I started out small. A timid snip here. Another there. But the closer in I got, the more I saw just how wild everything had become. Before I knew it, I was crawling under the plants, reaching between them and climbing over them. Pruning. And getting "thorned." Pruning to open up air circulation. Pruning to bring in light. Pruning what was simply growing in the wrong direction...untrainable canes resisting the trellis. Pruning canes full of leaves and new growth, but wild and terribly misshapen...deceptive. I loped every one of them. And as I worked, The Lord continued talking to me. "The world is wild." He said, "An uncultivated wilderness."

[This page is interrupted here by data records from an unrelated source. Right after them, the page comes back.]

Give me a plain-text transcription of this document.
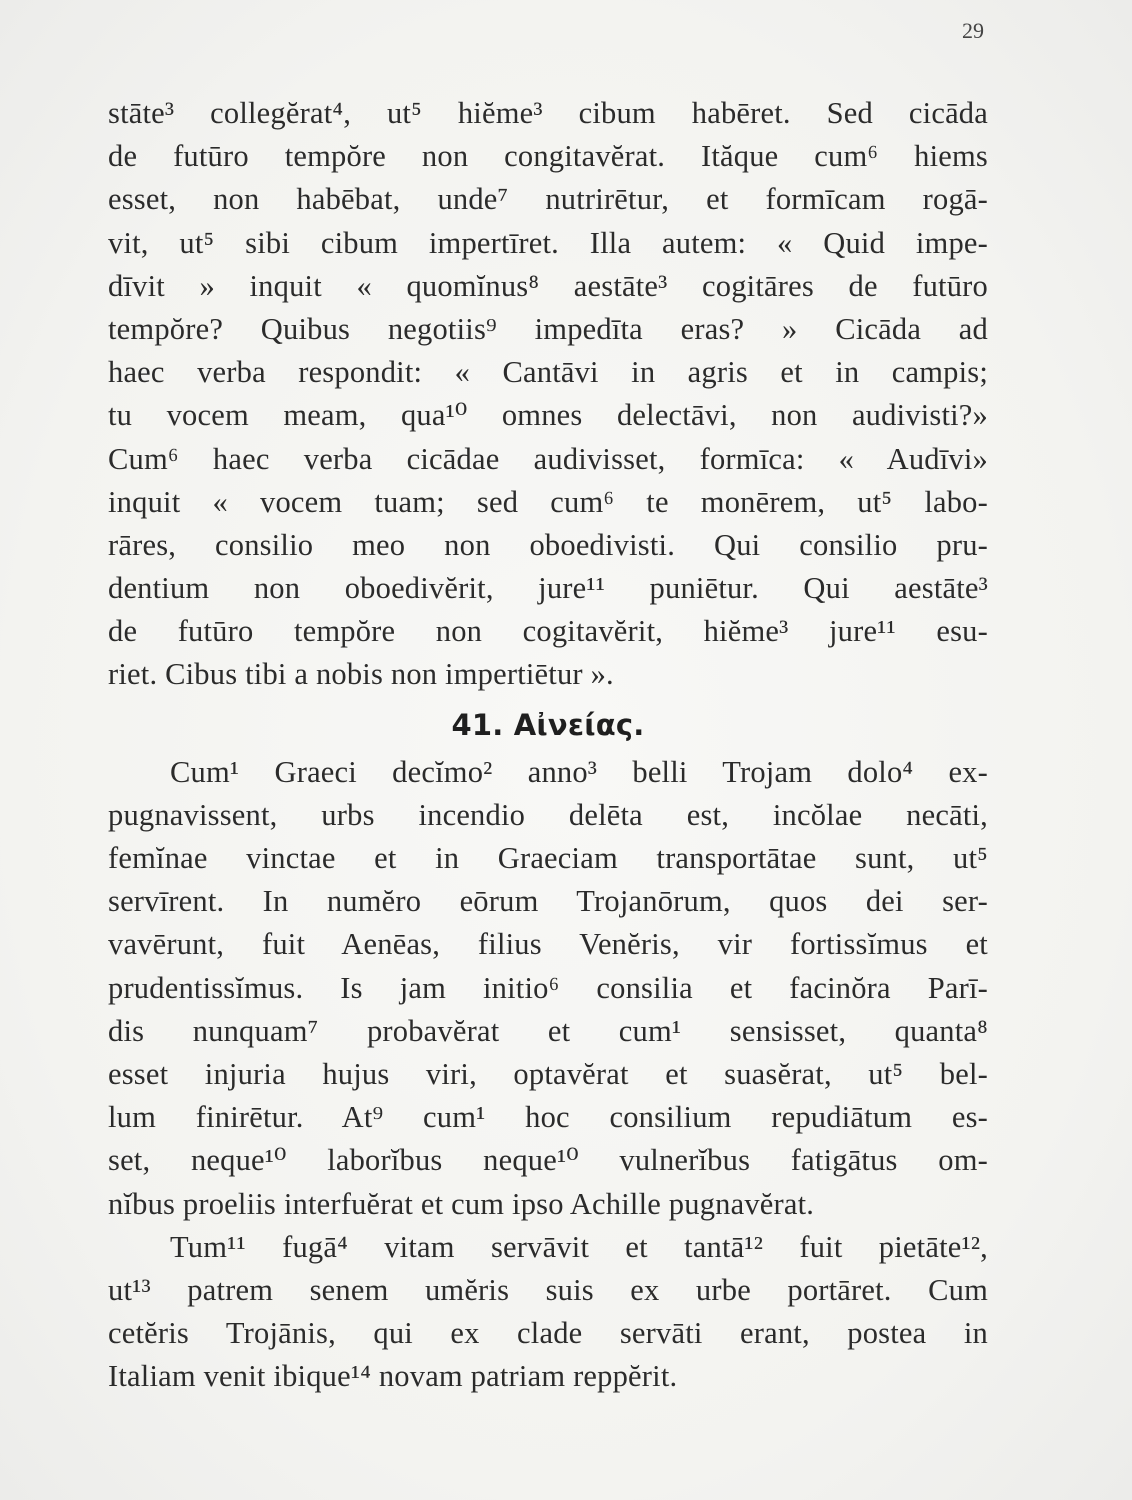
29
stāte³ collegĕrat⁴, ut⁵ hiĕme³ cibum habēret. Sed cicāda
de futūro tempŏre non congitavĕrat. Ităque cum⁶ hiems
esset, non habēbat, unde⁷ nutrirētur, et formīcam rogā-
vit, ut⁵ sibi cibum impertīret. Illa autem: « Quid impe-
dīvit » inquit « quomĭnus⁸ aestāte³ cogitāres de futūro
tempŏre? Quibus negotiis⁹ impedīta eras? » Cicāda ad
haec verba respondit: « Cantāvi in agris et in campis;
tu vocem meam, qua¹⁰ omnes delectāvi, non audivisti?»
Cum⁶ haec verba cicādae audivisset, formīca: « Audīvi»
inquit « vocem tuam; sed cum⁶ te monērem, ut⁵ labo-
rāres, consilio meo non oboedivisti. Qui consilio pru-
dentium non oboedivĕrit, jure¹¹ puniētur. Qui aestāte³
de futūro tempŏre non cogitavĕrit, hiĕme³ jure¹¹ esu-
riet. Cibus tibi a nobis non impertiētur ».
41. Αἰνείας.
Cum¹ Graeci decĭmo² anno³ belli Trojam dolo⁴ ex-
pugnavissent, urbs incendio delēta est, incŏlae necāti,
femĭnae vinctae et in Graeciam transportātae sunt, ut⁵
servīrent. In numĕro eōrum Trojanōrum, quos dei ser-
vavērunt, fuit Aenēas, filius Venĕris, vir fortissĭmus et
prudentissĭmus. Is jam initio⁶ consilia et facinŏra Parī-
dis nunquam⁷ probavĕrat et cum¹ sensisset, quanta⁸
esset injuria hujus viri, optavĕrat et suasĕrat, ut⁵ bel-
lum finirētur. At⁹ cum¹ hoc consilium repudiātum es-
set, neque¹⁰ laborĭbus neque¹⁰ vulnerĭbus fatigātus om-
nĭbus proeliis interfuĕrat et cum ipso Achille pugnavĕrat.
Tum¹¹ fugā⁴ vitam servāvit et tantā¹² fuit pietāte¹²,
ut¹³ patrem senem umĕris suis ex urbe portāret. Cum
cetĕris Trojānis, qui ex clade servāti erant, postea in
Italiam venit ibique¹⁴ novam patriam reppĕrit.
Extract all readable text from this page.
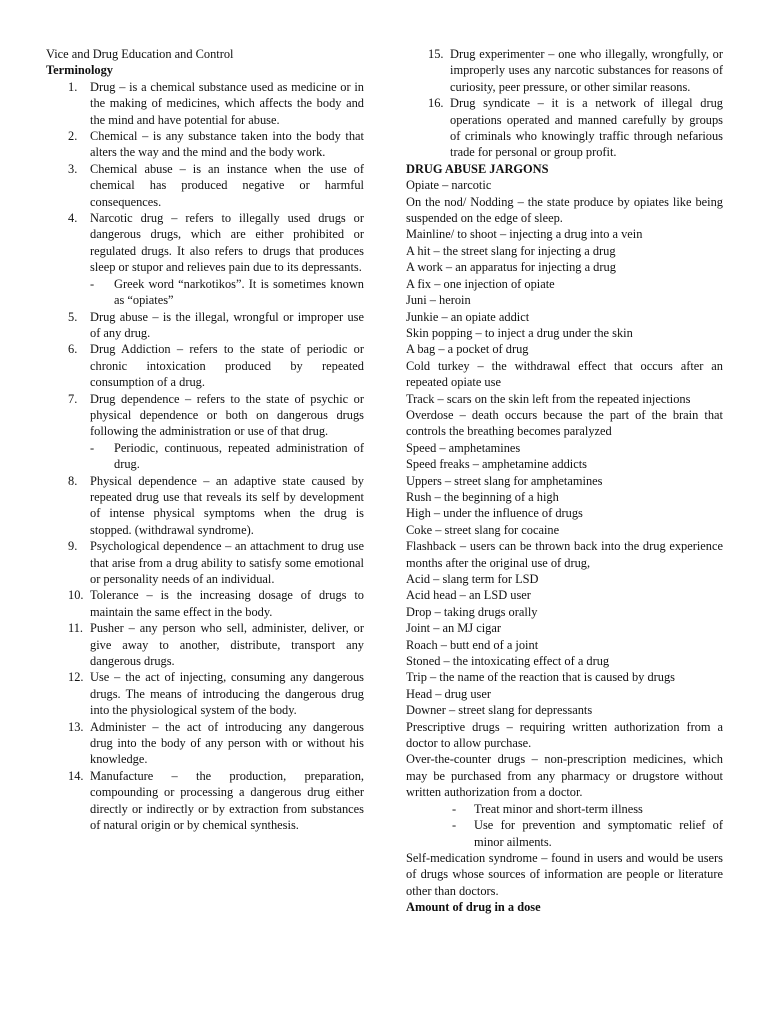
Vice and Drug Education and Control
Terminology
1. Drug – is a chemical substance used as medicine or in the making of medicines, which affects the body and the mind and have potential for abuse.
2. Chemical – is any substance taken into the body that alters the way and the mind and the body work.
3. Chemical abuse – is an instance when the use of chemical has produced negative or harmful consequences.
4. Narcotic drug – refers to illegally used drugs or dangerous drugs, which are either prohibited or regulated drugs. It also refers to drugs that produces sleep or stupor and relieves pain due to its depressants.
- Greek word “narkotikos”. It is sometimes known as “opiates”
5. Drug abuse – is the illegal, wrongful or improper use of any drug.
6. Drug Addiction – refers to the state of periodic or chronic intoxication produced by repeated consumption of a drug.
7. Drug dependence – refers to the state of psychic or physical dependence or both on dangerous drugs following the administration or use of that drug.
- Periodic, continuous, repeated administration of drug.
8. Physical dependence – an adaptive state caused by repeated drug use that reveals its self by development of intense physical symptoms when the drug is stopped. (withdrawal syndrome).
9. Psychological dependence – an attachment to drug use that arise from a drug ability to satisfy some emotional or personality needs of an individual.
10. Tolerance – is the increasing dosage of drugs to maintain the same effect in the body.
11. Pusher – any person who sell, administer, deliver, or give away to another, distribute, transport any dangerous drugs.
12. Use – the act of injecting, consuming any dangerous drugs. The means of introducing the dangerous drug into the physiological system of the body.
13. Administer – the act of introducing any dangerous drug into the body of any person with or without his knowledge.
14. Manufacture – the production, preparation, compounding or processing a dangerous drug either directly or indirectly or by extraction from substances of natural origin or by chemical synthesis.
15. Drug experimenter – one who illegally, wrongfully, or improperly uses any narcotic substances for reasons of curiosity, peer pressure, or other similar reasons.
16. Drug syndicate – it is a network of illegal drug operations operated and manned carefully by groups of criminals who knowingly traffic through nefarious trade for personal or group profit.
DRUG ABUSE JARGONS
Opiate – narcotic
On the nod/ Nodding – the state produce by opiates like being suspended on the edge of sleep.
Mainline/ to shoot – injecting a drug into a vein
A hit – the street slang for injecting a drug
A work – an apparatus for injecting a drug
A fix – one injection of opiate
Juni – heroin
Junkie – an opiate addict
Skin popping – to inject a drug under the skin
A bag – a pocket of drug
Cold turkey – the withdrawal effect that occurs after an repeated opiate use
Track – scars on the skin left from the repeated injections
Overdose – death occurs because the part of the brain that controls the breathing becomes paralyzed
Speed – amphetamines
Speed freaks – amphetamine addicts
Uppers – street slang for amphetamines
Rush – the beginning of a high
High – under the influence of drugs
Coke – street slang for cocaine
Flashback – users can be thrown back into the drug experience months after the original use of drug,
Acid – slang term for LSD
Acid head – an LSD user
Drop – taking drugs orally
Joint – an MJ cigar
Roach – butt end of a joint
Stoned – the intoxicating effect of a drug
Trip – the name of the reaction that is caused by drugs
Head – drug user
Downer – street slang for depressants
Prescriptive drugs – requiring written authorization from a doctor to allow purchase.
Over-the-counter drugs – non-prescription medicines, which may be purchased from any pharmacy or drugstore without written authorization from a doctor.
- Treat minor and short-term illness
- Use for prevention and symptomatic relief of minor ailments.
Self-medication syndrome – found in users and would be users of drugs whose sources of information are people or literature other than doctors.
Amount of drug in a dose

I yanked out a twisted cane and held it up victoriously! It was mean. Wild. Covered in thorns and small, rough leaves...grotesquely shaped. I tossed it into the pile and called out, " Lord! Cultivate my life! Remove everything from it that is wild, misshapen, crowding, deceptive, growing in the wrong direction, sickly green, dying, and dead!"
"Walk in all the ways which I have commanded you, that it may be well with you," He replied.
The world doesn't like to cut things off. Doesn't like to remove much of anything. It's unruly and grows unruly lives. It'll run roughshod. I don't want that.
I want my life to be a victory garden.